Prevalence and factors associated with visual inspection with acetic acid (VIA) positive cervical lesions among women attending antenatal at Kawempe Hospital
Abstract
Background: Cervical cancer is one of the most preventable and curable cancers if detected early. Cervical cancer is the leading cause of gynaecologic cancer death among women in Uganda. There are various cervical cancer screening methods, but most target the non-pregnant population. There is no opportunistic screening program targeting antenatal women in Uganda, yet available evidence shows a high 1st ANC attendance of up to 97%, but a low postnatal attendance of 54% within two days following delivery (UDHS 2016). Therefore, the antenatal period is a missed opportunity for screening.
Objective: To determine the prevalence and factors associated with VIA positive lesions among women attending antenatal at Kawempe hospital
Methods: The study was a hospital based cross sectional study targeting women attending antenatal clinic at Kawempe Hospital. 527 eligible participants were recruited using consecutive sampling method. We completed a structured interviewer administered questionnaire on bio data and factors associated with VIA positive result. Prevalence of VIA positive lesions was calculated using number with VIA positive lesions over total number screened. Bivariate and multivariate analysis were used to determine the factors associated with VIA positivity. Statistical significance was set at P<0.05.

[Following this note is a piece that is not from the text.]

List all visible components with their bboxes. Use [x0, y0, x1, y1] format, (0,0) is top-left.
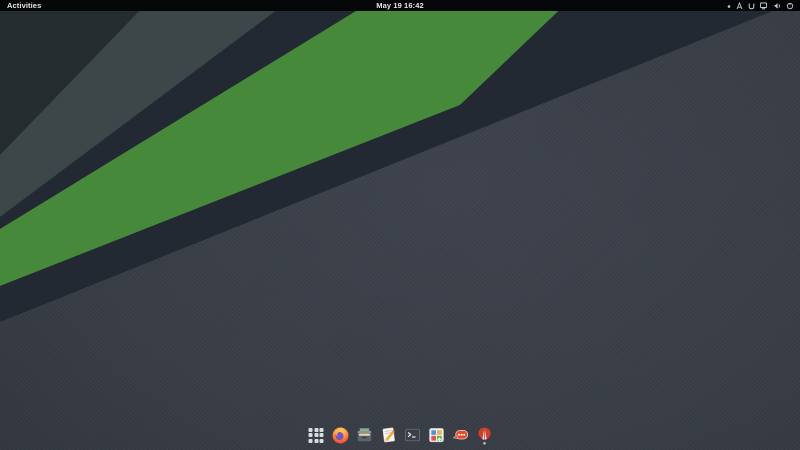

Results: Between November 2018 and May 2019, 527 participants were recruited and tested with VIA. The median age was 32 years, the median age at initiation of sexual intercourse was 18 years in our study. The prevalence of positive visual inspection with acetic acid amongst the 527 participants was 8.5% (n=45). In multivariate analysis, early sexual debut ≤16years was found to be an independent predictor increasing the risk of VIA positive by 2 times (AOR [95 % CI] = 2.0 [6.4- 11.3]) and tertiary education was found to reduce risk of VIA positivity
Conclusion: Prevalence of VIA positives was found to be high and early age of sexual debut was found to increase the risk, while tertiary education was found to reduce the risk of VIA positivity.
Recommendations: Pregnant women with history of sexual debut before 16 years be screened for cancer cervix, young girls should be educated against early sexual debut and efforts should be made to keep young girls in school.